Simplify the problem, use a metrics based approach by ArijitMukherji · 2015-08-10 08:38 · Score: 3, Informative
This is exactly the situation we ran into when we launched our SAAS platform SignalFx to general availability. Internally it is composed of 15-20 different micro-services, making capacity planning a big challenge. We blogged about our experience here Metrics based approach to capacity planning . SignalFx is a metrics based monitoring perform, so in a meta way, we used SignalFx to capacity for SignalFx's launch
tl:dr; version of our lessons and suggestions
1. Design your architecture to be loosely coupled, so that it is possible to capacity-plan for each sub-component independently. Break a complex problem into N simpler ones
2. Identity the 'limiting system resource' for each component individually (i.e. what will hit the wall first - CPU, memory, network etc.). You can do this through a combination of experimentation and plain and simple reasoning based on understanding of how it works
3. Identify a business metric that correlates with the utilization of the limiting resource (e.g. api calls per second, number of logged in users, or whatever)

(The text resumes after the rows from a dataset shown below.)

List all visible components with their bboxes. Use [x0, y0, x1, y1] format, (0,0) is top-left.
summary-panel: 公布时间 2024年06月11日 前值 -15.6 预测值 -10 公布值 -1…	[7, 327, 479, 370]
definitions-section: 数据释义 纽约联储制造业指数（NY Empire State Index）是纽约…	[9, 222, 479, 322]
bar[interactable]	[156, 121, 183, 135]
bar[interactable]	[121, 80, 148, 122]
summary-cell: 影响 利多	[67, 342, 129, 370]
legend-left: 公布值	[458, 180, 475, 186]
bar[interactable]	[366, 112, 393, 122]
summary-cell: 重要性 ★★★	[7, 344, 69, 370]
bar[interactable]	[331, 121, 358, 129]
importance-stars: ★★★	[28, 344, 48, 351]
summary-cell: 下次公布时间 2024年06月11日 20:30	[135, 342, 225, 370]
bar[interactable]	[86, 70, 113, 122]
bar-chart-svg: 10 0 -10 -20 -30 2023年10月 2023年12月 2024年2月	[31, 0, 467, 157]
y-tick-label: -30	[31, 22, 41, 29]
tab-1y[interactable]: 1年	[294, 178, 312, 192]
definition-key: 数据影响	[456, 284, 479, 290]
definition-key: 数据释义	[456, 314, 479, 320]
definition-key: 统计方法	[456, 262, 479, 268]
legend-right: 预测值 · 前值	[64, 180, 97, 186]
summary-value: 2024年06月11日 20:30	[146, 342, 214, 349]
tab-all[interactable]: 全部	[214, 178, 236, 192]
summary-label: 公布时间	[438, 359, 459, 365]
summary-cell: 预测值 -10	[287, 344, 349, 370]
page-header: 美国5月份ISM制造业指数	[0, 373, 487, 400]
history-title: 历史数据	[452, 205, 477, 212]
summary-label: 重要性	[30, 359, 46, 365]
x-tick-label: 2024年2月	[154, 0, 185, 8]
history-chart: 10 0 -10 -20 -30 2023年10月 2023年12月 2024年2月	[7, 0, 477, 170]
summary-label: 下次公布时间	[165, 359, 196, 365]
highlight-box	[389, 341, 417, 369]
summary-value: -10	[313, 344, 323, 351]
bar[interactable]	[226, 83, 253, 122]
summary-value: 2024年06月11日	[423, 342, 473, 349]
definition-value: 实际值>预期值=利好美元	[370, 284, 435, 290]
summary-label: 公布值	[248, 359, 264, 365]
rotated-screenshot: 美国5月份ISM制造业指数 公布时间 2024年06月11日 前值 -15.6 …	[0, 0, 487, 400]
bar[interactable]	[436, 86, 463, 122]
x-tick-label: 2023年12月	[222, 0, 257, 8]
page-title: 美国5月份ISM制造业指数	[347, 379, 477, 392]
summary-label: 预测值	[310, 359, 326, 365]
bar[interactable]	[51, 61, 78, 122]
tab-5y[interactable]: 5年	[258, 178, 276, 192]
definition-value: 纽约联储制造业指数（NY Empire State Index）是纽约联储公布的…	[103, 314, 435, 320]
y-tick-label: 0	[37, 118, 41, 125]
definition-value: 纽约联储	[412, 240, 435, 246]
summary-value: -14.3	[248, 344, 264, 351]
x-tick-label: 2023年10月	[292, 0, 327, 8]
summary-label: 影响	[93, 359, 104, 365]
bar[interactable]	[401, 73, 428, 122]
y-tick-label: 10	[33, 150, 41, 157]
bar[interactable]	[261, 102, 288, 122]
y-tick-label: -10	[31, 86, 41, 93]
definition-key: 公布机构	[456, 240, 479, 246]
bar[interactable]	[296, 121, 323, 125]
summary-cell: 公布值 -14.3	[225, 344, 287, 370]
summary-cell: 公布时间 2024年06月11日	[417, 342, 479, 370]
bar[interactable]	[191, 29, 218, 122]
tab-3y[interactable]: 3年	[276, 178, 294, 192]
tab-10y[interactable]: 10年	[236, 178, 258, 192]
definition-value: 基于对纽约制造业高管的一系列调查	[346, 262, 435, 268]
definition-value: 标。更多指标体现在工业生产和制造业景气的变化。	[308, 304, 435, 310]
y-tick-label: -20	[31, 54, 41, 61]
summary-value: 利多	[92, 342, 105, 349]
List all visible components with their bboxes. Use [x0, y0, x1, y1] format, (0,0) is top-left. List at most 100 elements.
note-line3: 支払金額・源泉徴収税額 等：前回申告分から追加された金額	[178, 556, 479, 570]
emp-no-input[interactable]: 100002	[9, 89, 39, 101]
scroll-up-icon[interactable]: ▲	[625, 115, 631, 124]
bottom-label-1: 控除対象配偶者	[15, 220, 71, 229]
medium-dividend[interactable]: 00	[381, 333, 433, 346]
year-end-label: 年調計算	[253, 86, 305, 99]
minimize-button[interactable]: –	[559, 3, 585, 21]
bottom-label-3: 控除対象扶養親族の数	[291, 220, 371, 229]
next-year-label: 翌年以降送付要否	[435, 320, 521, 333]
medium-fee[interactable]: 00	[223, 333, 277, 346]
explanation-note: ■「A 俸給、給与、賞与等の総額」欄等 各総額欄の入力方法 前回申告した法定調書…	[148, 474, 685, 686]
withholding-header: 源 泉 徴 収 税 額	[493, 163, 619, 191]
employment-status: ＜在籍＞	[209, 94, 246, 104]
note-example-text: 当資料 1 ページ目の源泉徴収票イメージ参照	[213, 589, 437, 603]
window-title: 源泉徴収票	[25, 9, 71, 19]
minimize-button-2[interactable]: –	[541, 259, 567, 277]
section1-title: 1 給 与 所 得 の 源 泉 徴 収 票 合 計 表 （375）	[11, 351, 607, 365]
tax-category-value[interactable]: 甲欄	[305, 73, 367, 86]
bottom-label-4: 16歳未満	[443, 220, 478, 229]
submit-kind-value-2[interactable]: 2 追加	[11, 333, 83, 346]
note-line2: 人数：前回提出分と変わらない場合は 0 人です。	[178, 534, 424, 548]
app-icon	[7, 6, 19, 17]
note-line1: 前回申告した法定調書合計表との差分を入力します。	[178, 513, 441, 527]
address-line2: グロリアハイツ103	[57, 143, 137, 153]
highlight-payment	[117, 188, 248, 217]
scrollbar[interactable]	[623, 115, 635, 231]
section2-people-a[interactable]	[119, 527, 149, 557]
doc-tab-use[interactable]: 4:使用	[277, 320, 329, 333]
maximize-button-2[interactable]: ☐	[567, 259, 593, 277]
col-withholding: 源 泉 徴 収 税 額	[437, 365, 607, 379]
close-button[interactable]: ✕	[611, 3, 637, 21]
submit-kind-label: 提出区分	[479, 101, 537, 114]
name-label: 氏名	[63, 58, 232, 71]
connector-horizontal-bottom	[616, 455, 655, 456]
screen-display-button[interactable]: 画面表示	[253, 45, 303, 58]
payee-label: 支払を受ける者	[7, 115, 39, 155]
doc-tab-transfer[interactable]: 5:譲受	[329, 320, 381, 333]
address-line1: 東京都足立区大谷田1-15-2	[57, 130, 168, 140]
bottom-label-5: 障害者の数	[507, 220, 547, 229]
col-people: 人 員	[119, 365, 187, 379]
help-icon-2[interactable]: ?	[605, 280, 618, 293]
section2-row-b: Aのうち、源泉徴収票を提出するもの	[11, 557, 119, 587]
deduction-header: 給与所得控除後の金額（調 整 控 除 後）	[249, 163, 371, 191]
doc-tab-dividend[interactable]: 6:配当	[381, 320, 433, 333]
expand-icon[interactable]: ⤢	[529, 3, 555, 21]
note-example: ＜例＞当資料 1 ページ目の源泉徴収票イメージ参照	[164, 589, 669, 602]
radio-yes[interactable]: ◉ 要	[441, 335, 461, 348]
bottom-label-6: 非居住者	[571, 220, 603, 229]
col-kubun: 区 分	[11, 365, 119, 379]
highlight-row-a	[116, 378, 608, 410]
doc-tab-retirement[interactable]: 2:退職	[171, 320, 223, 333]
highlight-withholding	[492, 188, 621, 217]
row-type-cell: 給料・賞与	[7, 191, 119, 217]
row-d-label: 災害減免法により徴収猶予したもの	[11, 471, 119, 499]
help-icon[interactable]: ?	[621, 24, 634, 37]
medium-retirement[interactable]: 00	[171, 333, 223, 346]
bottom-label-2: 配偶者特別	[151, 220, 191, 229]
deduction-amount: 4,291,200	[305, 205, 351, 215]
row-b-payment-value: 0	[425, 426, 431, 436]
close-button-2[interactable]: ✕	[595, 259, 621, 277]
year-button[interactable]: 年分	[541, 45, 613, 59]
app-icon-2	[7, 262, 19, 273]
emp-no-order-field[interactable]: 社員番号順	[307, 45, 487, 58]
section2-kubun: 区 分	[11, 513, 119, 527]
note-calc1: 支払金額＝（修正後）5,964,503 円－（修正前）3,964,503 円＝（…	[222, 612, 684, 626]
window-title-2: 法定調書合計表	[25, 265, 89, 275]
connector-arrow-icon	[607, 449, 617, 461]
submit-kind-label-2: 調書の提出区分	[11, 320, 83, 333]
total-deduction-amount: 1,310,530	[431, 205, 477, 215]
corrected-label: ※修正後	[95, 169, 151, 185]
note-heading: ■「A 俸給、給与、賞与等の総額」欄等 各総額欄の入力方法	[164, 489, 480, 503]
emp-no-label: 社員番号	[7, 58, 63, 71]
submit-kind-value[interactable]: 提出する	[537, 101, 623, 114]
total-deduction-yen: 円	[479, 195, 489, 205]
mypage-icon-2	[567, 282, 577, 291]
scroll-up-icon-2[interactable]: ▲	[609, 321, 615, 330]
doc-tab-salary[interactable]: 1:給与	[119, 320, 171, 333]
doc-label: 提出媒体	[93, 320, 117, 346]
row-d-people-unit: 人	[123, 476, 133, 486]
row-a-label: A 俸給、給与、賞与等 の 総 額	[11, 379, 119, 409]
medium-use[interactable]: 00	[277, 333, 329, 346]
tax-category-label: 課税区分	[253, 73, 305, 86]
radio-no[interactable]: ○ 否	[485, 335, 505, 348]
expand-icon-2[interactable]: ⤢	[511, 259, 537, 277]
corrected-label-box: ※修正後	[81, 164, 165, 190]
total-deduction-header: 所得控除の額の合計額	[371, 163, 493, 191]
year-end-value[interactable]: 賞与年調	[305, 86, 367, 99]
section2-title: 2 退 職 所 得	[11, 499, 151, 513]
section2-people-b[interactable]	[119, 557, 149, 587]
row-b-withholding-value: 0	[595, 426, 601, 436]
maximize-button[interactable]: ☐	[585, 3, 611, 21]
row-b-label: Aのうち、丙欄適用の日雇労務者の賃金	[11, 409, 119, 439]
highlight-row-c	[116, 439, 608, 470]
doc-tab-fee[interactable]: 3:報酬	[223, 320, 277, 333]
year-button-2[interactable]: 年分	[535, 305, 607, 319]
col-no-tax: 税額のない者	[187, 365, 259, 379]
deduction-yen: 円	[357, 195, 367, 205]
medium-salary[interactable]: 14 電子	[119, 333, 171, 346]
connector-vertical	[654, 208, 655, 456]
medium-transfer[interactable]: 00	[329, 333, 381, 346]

4. Use analytics/math to project the capacity of the system, and how much free capacity you have (make sure to leave enough buffer, e.g. most services won't run very well at 99.99% cpu)
At the end, you'll have something like this for each component of the system - e.g. "if I'm CPU bound on component X, and CPU of X linearly goes up with API_calls/s, and I'm currently at 5000 API/sec at 50% CPU, then I have total capacity for 9000 API/sec (with a 10% buffer) and free capacity for another 4000 API/sec.
Now divide and conquer - let each component owner the responsibility to manage capacity of their system based on business needs provided to them.